Tuesday 3 July 2012

Tramshed - review

Today, on Tuesday 3rd July, I was forced to take my winter coat out of hibernation. However, a few weeks ago it was so sunny that my friend and I drank a bottle of Pinot Grigio in the sunshine after work and went to Shoreditch for supper.

The East End is not my haunt. I’m not edgy enough. I’m always overdressed. Past the shiny buildings of Commercial Street, beyond the higgle piggle of Brick Lane and through the laboured regeneration of Spitalfields Market, I feel an aura of menace. It’s competitive cool jarring rudely with corporate money and real hardship. I suppose that’s the appeal. I just find it vaguely exhausting.

I have tried. I did Galvin La Chapelle and thought ‘wouldn’t this be nice if it was in the West End’, I went on the Jack the Ripper tour and thought ‘I can really see why he chose this alleyway as his stomping ground’, You name it, I’ve done it. Birthday drinks in achingly hip Hoxton bars, wine tasting in Shoreditch, numerous authentic curry trips, clubs in nameless archways…I have even eaten raclette at 11pm in a deserted and strip lit Spitalfields Market. And most of the time I have just thought ‘how the f**k am I going to get home from here?’.

So there you have it. Confession over, I’m not cool enough for the East. However, if ever there was a reason to gird my loins and head back over, it was for Tramshed. Tramshed is the latest Mark Hix restaurant, which is following the current vogue for minimalistic menus (my favourite so far: ‘Bubbledogs’, serving hot dogs and champagne - opening this month) and only serves chicken or steak. My friend and I were convinced the chicken would be the joke order. Who would order chicken over steak? However, as the night of our reservation (hooray) due nearer, we read increasingly hyperbolic reviews of the chicken at Tramshed, and decided to go for one steak and one chicken on the evening itself.

The restaurant is on Rivington Street in a tram electricity generation shed (or something). It is massive and noisy and looks like a canteen. In the middle is a ginormous, raised Damien Hirst sculpture of a bull with a chicken on its back in formaldehyde. Each to their own. I don’t think I’m cool enough for Damien Hirst either. That aside, the atmosphere is buzzy, informal, and the perfect place for taking 5 friends and getting seriously pissed at the long trestle tables down the centre of the room.

The menu really is as simple as chicken or steak. There are sides, but the starters are salads (served as a mix of 3 plates for the whole table at £8 each) so I wouldn’t bother with them. My friend chose the wine as she was about to go on a wine tasting course and wanted to flex her vinicultural muscles. It was good and red and reasonably priced. The starter salads were crisp and sharp, although the gigantic Yorkshire pudding with horseradish sauce was obviously finished first.
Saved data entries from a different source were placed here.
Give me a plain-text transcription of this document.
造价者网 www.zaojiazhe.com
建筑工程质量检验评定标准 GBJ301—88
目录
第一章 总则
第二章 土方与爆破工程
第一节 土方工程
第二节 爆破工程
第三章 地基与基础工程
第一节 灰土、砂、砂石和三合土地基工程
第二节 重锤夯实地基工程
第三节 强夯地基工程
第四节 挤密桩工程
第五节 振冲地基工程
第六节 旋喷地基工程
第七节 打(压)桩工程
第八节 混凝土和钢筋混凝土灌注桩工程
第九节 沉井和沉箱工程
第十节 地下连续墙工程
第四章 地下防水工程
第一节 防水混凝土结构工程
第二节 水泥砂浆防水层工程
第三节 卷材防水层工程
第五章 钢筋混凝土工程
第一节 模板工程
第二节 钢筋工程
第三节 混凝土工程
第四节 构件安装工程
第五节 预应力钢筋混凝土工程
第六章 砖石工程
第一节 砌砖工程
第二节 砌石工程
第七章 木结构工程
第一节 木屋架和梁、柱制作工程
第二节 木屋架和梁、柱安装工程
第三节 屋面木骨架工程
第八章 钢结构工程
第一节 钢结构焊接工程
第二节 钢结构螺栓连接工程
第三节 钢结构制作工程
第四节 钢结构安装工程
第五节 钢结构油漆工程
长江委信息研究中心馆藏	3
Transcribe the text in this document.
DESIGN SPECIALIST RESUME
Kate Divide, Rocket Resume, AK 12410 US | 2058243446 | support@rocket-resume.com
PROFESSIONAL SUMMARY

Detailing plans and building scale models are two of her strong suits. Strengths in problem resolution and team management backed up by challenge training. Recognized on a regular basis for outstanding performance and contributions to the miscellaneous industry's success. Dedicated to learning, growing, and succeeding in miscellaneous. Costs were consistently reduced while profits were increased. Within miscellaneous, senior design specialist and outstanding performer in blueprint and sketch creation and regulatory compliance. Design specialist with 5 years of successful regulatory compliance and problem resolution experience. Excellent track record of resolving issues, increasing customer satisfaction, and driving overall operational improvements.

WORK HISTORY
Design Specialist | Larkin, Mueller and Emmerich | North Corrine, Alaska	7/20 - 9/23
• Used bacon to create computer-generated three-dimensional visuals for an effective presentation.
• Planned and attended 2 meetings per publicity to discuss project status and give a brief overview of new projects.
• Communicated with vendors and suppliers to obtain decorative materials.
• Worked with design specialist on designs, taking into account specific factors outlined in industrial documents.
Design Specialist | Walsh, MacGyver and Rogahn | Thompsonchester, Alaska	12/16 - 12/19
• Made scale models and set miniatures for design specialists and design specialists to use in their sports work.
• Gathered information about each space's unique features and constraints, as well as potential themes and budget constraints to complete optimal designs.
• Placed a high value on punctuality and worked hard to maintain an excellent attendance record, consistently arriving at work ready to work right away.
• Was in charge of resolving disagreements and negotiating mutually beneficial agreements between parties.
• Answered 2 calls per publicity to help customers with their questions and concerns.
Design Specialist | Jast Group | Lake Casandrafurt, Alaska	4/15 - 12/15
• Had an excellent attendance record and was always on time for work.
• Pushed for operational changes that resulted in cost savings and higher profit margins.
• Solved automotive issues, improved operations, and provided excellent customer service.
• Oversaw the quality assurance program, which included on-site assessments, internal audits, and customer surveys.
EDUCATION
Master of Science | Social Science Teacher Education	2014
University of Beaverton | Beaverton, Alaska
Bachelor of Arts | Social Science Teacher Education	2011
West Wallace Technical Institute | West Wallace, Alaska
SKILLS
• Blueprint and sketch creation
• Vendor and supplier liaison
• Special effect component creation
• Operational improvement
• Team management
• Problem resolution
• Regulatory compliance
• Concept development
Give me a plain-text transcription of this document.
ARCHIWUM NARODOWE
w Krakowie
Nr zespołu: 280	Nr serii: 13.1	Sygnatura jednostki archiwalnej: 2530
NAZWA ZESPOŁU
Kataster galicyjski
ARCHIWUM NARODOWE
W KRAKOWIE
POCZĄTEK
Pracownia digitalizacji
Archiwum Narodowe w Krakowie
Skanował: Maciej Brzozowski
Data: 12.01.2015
We had ordered a small chicken and a small steak and, excited by the prospect of the superlative chicken, dug into that first. Well…. it was just chicken. I can see if you’re eating battery chickens (which you shouldn’t be) then perhaps this would be very different, but it was just a roast chicken. Good, but a chicken. I am not terribly excited by chickens. What was exciting was the steak, which I thought was faultless, as were the crispy, beef dripping, fries. The table of cheery men next to us, who drank flaming cocktails throughout dinner, had eschewed the chicken altogether and gone for a giant slab of steak with chips and salad. They had clearly been here before.

We got out for £40 a head which I think is great value given you can drop that at most high street chains on a weekend evening. The crowd was cool (natch), the service was great, some of the food really excellent and we had a fab evening.

The ‘how the f**k do we get home from here?’ moment only happened as we tottered through the rain into the smudgy, shadowy glow of the nearest bar, took one look at the menu (presented as the pull out lyric sheet in an old cassette case) and legged it to the nearest taxi.